There's a reason I have so many Flash T-shirts and a Flash hoodie!
The other day, Rachel was driving me into Tunbridge Wells and there was a giant poster advertising
The Flash on the side of the town centre bus station and inside me there was an eight-year-old geek whose head was exploding.
Last night I also discovered that
Constantine has been picked up by Amazon Prime Streaming and the first episode is already available.
There was no fanfare or big announcement though, I only found this out from a random TV blog I follow. Unfortunately - unlike Netflix - Amazon Prime has a really cack user interface and new arrivals like this aren't instantly obvious. I only found it by searching for it!
But it's there, folks. If you are in the UK and have the Amazon Prime streaming service, there are worse ways to spend 44 minutes than in the company of DC Comic's dishevelled occultist John Constantine. As a pilot episode it crams a helluva lot of character, story and action into its three-quarters of an hour, complemented by superb - and often creepy - special effects.
With
Supernatural still (
annoyingly) absent from our screens,
Constantine glides perfectly into the contemporary urban horror hole that has been left - with the added bonus of comic book Easter Eggs.
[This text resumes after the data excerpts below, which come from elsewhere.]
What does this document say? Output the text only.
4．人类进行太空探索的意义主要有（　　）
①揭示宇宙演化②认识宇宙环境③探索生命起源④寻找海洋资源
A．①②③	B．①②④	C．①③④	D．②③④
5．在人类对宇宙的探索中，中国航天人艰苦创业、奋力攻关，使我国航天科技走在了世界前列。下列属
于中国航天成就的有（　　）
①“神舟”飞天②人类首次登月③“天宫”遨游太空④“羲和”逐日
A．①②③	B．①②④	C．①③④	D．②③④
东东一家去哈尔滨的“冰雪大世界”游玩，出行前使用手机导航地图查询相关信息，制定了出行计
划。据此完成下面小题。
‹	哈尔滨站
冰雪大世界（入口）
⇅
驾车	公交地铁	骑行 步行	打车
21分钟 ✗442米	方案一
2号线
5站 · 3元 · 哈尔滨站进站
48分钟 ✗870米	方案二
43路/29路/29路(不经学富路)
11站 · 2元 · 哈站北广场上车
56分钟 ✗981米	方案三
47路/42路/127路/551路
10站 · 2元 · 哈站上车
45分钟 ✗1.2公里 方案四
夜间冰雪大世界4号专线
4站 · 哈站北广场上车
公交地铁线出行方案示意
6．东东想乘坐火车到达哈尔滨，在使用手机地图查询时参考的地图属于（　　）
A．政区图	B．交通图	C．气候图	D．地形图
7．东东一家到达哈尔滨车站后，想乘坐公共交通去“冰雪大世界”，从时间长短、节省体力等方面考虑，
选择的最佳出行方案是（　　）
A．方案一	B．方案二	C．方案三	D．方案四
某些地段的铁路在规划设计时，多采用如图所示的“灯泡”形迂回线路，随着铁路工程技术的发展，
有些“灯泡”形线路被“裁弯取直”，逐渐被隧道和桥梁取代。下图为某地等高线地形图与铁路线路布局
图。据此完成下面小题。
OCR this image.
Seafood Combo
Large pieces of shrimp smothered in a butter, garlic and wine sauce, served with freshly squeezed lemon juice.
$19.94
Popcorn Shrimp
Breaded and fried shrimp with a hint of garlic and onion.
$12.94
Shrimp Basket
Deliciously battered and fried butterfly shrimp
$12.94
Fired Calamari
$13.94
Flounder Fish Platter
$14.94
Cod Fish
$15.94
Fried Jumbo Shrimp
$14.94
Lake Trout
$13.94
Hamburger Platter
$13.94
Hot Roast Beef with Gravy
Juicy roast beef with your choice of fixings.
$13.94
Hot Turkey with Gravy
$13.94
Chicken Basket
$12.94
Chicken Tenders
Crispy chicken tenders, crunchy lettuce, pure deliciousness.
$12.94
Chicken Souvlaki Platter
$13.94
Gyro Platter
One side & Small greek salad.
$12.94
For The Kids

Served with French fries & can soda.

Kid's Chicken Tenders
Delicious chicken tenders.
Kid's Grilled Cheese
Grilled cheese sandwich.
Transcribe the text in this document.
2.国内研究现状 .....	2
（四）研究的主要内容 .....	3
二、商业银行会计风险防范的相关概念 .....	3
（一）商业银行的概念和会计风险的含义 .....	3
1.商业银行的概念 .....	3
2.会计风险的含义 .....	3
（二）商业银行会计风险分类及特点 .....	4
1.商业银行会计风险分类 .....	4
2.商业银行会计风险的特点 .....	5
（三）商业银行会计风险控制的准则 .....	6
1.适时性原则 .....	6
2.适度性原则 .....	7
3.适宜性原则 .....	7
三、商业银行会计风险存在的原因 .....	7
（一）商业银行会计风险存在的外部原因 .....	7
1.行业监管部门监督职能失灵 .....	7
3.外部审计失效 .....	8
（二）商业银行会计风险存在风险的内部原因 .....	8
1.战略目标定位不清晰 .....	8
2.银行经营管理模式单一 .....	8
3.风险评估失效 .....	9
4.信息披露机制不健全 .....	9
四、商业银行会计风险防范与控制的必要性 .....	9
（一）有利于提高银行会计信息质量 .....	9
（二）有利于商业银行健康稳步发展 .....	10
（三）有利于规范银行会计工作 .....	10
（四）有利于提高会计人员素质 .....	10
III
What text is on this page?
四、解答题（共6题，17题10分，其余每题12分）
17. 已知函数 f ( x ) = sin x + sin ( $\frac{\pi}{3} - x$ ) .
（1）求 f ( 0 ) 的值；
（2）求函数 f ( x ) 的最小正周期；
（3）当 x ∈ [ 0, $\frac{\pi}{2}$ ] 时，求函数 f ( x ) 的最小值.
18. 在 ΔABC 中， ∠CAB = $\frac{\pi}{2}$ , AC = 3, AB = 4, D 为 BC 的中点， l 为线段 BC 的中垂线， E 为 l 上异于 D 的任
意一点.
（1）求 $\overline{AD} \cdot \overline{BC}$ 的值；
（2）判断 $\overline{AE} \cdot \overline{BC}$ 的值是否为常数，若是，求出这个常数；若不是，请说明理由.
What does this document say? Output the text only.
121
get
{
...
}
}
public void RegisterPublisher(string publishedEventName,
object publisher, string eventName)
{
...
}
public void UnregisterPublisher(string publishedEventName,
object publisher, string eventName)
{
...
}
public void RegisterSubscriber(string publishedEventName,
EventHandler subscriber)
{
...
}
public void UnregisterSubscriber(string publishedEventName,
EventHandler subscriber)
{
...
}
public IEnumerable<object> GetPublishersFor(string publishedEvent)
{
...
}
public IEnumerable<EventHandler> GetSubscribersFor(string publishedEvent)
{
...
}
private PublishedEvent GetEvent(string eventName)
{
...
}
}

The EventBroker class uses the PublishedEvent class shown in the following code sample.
Even though it had already been leaked months ago, I still squeed at the sight of Dr Fate's helmet!
The final comic book show on at the moment (
although more are being talked about all the time now, with Daredevil kicking off Netflix's slate of street-level Marvel shows early next year) is
Gotham (Channel 5) on Monday nights, which, unfortunately, is the weakest of the bunch.
It is the story of young detective Jim Gordon, set against a tableau of police corruption and feuding mob bosses in pre-Batman Gotham City - and when it concentrates on that, it isn't half-bad.
But, while the first episode involved the murder of Bruce Wayne's parents (t
he inciting incident that would eventually drive him to become The Batman), the show keeps returning every episode to 10-year-old Bruce - even though he has no involvement in the main story.
I'll be honest, I couldn't care less about young Master Bruce at this stage. Unless Alfred is going to stitch him a child-sized Batman costume so he can fight crime I'd rather not see him again until he returns to the city in ten or so years as The Dark Knight. Time spent with Bruce and Alfred is wasted time that could been devoted to developing the week's main story and the characters of Gordon, Bullock and co.
The prospect of a gritty police procedural - with a grimy '70s New York City feel to it - dealing with early costumed criminals is quite enticing on paper, but
Gotham seems unsure of its tone and has that hideous prequelitis symptom of the constant "oh, so clever" nods to its future mythology (
the most grating being the couple of appearances by forensic scientist Edward Nygma - the future Riddler - who phrases all his revelations as contorted questions).
Then again, it took me a couple of attempts to 'get'
Arrow - and I'm still not a fan of the flashbacks - so I won't be abandoning
Gotham any time soon (
it's still far better than Smallville, for all its faults).